Remember, that the end result of a chi-square goodness of fit test is a p-value and “if the p is low, H0 must go” i.e.: if your p-value is lower than a standard critical value (usually .1, .05 or .01 depending on how skeptical you want to be) you must reject your original hypothesis. Remember also, in this case our hypothesis is that the faces indicated by the float test came up a proportion of the time equal to .05 times the number of indicated faces (i.e.: the die follows the normal fair distribution). For each, I rolled the die 100 times and ran a one degree of freedom goodness of fit test on the two categories of “float test faces” and “other faces”.

For the wizard die, which had exclusively had the 20 rise to the surface, if it was a fair die we would expect 5 20s to be rolled and 95 other faces. Instead we saw 4 20s and 96 other faces. This results in a p-value for a chi-square goodness of fit with 2 categories (1 degree of freedom) of about .35. This is not sufficiently low to reject our H0, so we do not have sufficient evidence to conclude that the results of the float test are meaningful. As I stated earlier, this isn’t surprising, as I had already run a standard goodness of fit test on this particular die and not found sufficient evidence to reject it’s fairness.

For the black die, which had exclusively had the 16,19,6,9,3 cluster of sides rise to the surface, if it was a fair die we would expect those 5 sides to be rolled 25 times, and the other 15 sides to be rolled 75 times. Instead we saw 26 and 74 occurrences respectively. This resulted in a p-value of about .18. This is lower than the results of the wizard die, but still not sufficiently low to reject our H0. Thus we don’t have sufficient evidence to conclude the float test results are meaningful in this case either.

End Conclusion:

Honestly, this debacle is inconclusive. I couldn’t even get 18 of my 22 dice to float. Either better conditions, a better method of making the solution or a denser solution is required for me to test more dice.Â  If anyone has suggestions of how to improve my results here, I’d love to hear them. I’m willing to give this another go with more dice. Reading sources online I also find that others have seen the same results I have with dice floating at wildly different densities of solution. It’s possible that this is related to the presence of bubbles and voids and more prominent ones make for denser dice. It’s also possible this relates to particular type of material used in manufacture.

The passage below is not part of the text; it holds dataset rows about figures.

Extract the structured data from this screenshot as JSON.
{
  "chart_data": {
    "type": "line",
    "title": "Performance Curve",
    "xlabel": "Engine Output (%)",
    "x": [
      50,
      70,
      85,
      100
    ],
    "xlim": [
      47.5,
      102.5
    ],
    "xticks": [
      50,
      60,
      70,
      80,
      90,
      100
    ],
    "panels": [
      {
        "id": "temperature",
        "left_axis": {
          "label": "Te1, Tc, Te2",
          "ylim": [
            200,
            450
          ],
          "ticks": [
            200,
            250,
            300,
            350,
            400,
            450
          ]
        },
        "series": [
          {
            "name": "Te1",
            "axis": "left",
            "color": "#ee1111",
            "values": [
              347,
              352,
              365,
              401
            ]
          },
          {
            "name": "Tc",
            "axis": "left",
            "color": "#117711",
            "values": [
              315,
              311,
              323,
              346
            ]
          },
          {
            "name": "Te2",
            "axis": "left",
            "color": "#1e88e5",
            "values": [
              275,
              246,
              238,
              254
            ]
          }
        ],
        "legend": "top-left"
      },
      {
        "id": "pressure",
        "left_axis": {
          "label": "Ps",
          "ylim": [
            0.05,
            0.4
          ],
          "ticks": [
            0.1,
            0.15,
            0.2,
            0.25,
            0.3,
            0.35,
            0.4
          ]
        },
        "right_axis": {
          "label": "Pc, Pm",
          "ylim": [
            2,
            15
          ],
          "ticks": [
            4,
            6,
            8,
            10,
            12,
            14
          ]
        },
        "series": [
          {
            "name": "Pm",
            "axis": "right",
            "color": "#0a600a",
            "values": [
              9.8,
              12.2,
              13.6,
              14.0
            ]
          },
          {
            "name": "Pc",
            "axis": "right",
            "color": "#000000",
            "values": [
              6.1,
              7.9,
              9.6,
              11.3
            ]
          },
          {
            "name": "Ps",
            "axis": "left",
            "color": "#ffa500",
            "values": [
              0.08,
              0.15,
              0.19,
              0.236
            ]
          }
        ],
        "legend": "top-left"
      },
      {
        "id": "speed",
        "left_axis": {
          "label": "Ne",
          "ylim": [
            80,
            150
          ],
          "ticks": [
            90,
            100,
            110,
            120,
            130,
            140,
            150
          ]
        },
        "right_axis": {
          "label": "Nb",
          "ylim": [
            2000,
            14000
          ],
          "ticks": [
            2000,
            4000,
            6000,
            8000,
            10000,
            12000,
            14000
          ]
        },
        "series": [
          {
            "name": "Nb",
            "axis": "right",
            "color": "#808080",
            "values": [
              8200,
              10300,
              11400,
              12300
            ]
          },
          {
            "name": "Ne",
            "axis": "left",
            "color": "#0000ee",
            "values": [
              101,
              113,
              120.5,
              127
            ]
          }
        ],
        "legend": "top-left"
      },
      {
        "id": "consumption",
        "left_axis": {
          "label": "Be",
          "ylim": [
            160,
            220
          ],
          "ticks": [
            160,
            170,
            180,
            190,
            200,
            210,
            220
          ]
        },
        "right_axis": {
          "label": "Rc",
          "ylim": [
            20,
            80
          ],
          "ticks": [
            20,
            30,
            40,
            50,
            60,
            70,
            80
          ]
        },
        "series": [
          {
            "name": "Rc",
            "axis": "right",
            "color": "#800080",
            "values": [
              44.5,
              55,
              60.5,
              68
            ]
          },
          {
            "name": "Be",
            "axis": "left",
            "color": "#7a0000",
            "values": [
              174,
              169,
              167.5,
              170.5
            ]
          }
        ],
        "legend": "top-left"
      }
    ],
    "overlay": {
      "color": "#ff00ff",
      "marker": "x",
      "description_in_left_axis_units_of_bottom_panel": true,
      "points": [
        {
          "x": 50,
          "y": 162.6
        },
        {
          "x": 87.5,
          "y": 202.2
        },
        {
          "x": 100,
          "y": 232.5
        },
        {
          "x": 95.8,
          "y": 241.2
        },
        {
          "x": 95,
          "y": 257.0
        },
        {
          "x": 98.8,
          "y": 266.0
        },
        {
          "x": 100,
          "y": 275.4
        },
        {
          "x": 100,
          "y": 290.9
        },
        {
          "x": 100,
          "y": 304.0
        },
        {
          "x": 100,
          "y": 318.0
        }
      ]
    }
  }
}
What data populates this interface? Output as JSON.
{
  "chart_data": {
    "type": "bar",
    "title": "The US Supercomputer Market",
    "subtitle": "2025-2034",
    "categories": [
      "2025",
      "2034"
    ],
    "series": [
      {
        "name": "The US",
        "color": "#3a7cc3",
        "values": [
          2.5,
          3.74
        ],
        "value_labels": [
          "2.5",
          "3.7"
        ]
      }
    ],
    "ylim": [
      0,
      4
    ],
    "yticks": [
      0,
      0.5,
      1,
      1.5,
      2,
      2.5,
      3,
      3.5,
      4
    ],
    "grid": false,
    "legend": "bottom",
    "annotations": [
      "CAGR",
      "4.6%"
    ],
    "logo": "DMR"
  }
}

However, given the difficulty in successfully executing a float test, and the proportion of my dice that resolutely refused to float, and the fact that in the two cases we could test, we found no evidence to support the conclusions of the float test, I’m going to tentatively call the float test as impractical and not supportable, but would be very interested in running more tests once I have a better protocol to work with.

Have you had better success with the float test? Swear by it? Have you conducted this or a similar experiment yourself? I’d love to hear from you so I can get tips for another go at this.